Specifically, the brief explains that the state’s admissions that she serves clients “regardless of classifications” like “sexual orientation” and that her websites are “expressive” and “communicate a particular message” make the case simple: “Colorado may not use its public-accommodation law to compel speakers to convey government-approved messages.”
In June, numerous parties—including artists, publishers, LGBT-advocacy organizations, legal scholars, and 20 states—filed friend-of-the-court briefs with the high court asking it to rule in favor of free speech in Smith’s case.
The Catholic Bishops of the USA, on June 2, also filed an Amici Brief with 5 other faith groups (Colorado Catholic Conference, The General Council of the Assemblies of God, The General Conference of Seventh-day Adventists, The Billy Graham Evangelistic Association, and Samaritan’s Purse) in support of a Web designer who objected to promoting homosexual marriage.

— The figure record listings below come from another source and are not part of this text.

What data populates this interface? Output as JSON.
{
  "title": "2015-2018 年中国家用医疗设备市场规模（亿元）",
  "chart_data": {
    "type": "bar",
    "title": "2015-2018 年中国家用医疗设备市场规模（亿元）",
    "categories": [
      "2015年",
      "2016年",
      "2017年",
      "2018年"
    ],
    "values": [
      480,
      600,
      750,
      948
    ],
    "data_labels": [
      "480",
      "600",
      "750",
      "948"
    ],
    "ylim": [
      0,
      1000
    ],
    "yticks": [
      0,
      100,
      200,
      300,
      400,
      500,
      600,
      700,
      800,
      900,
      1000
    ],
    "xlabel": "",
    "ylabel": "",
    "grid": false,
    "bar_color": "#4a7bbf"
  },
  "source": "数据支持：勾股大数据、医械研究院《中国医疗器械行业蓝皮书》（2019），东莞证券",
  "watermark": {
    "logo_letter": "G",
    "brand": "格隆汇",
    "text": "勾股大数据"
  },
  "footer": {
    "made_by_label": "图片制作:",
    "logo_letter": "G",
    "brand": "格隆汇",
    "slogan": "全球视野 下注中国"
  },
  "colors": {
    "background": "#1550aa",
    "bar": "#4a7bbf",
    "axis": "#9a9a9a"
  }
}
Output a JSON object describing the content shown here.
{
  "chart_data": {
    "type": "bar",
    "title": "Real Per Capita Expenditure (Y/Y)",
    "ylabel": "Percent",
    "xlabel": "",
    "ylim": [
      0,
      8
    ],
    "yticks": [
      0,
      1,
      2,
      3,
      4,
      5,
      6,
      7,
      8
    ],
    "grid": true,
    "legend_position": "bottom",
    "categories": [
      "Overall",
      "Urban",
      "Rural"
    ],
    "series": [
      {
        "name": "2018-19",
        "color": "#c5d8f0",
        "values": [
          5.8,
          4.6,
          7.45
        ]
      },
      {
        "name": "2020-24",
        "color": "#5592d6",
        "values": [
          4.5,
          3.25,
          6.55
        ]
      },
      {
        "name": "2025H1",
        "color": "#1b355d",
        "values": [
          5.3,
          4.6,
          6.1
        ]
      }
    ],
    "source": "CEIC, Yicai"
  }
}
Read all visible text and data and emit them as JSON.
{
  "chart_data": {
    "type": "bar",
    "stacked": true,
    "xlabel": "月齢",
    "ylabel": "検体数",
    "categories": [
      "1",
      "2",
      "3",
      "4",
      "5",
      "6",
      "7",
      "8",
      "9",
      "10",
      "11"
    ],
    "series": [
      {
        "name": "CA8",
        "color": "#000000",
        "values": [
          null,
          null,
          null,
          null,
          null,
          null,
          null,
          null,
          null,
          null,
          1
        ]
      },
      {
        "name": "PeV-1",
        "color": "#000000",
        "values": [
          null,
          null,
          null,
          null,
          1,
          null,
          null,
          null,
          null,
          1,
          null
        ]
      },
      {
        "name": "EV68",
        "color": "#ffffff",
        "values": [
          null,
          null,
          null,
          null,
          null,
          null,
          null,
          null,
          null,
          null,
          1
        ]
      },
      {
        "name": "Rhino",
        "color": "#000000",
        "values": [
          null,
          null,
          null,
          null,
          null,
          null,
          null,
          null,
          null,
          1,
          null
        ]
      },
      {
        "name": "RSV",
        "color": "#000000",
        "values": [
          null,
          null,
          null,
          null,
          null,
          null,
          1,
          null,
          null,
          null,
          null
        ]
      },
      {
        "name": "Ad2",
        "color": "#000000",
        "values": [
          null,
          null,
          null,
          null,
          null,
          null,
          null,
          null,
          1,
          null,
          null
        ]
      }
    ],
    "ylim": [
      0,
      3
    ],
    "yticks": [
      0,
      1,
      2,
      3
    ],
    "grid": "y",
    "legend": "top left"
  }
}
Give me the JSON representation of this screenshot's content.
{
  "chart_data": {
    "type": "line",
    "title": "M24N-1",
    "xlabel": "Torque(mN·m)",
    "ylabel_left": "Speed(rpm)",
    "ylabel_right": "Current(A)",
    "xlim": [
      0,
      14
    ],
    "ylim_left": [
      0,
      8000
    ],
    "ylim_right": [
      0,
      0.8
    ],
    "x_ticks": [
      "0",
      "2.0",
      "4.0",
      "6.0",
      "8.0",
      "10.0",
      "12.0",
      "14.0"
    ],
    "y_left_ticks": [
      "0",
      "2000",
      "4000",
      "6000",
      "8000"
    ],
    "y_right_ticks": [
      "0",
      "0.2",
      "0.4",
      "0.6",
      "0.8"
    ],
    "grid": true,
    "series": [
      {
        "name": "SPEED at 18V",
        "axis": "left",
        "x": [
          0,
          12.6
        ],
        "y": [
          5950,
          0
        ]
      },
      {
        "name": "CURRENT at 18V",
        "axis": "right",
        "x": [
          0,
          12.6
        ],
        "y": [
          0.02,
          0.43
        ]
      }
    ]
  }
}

Lorie Smith is an artist who runs her own design studio, 303 Creative. She specializes in graphic and website design and loves to visually convey messages in every site she creates. Lorie left the corporate design world to start her own small business in 2012 so she could use her skills to promote causes consistent with her beliefs and close to her heart, such as supporting children with disabilities, the beauty of marriage, overseas missions, animal shelters, and veterans. She was excited to expand her portfolio to create websites that celebrate marriage between a man and a woman, but Colorado made clear she’s not welcome in that space. A Colorado law is censoring what Lorie wants to say and requiring her to create designs that violate her beliefs about marriage. Lorie enjoys working with people from all walks of life, but, like most artists, can’t promote every message. Lorie’s decisions about which projects to design are based on what message she’s being asked to express, not who requests it. After realizing that Colorado was censoring her—and seeing Colorado use this same law to punish Masterpiece Cakeshop owner Jack Phillips—Lorie challenged the law to protect her freedom and her art studio.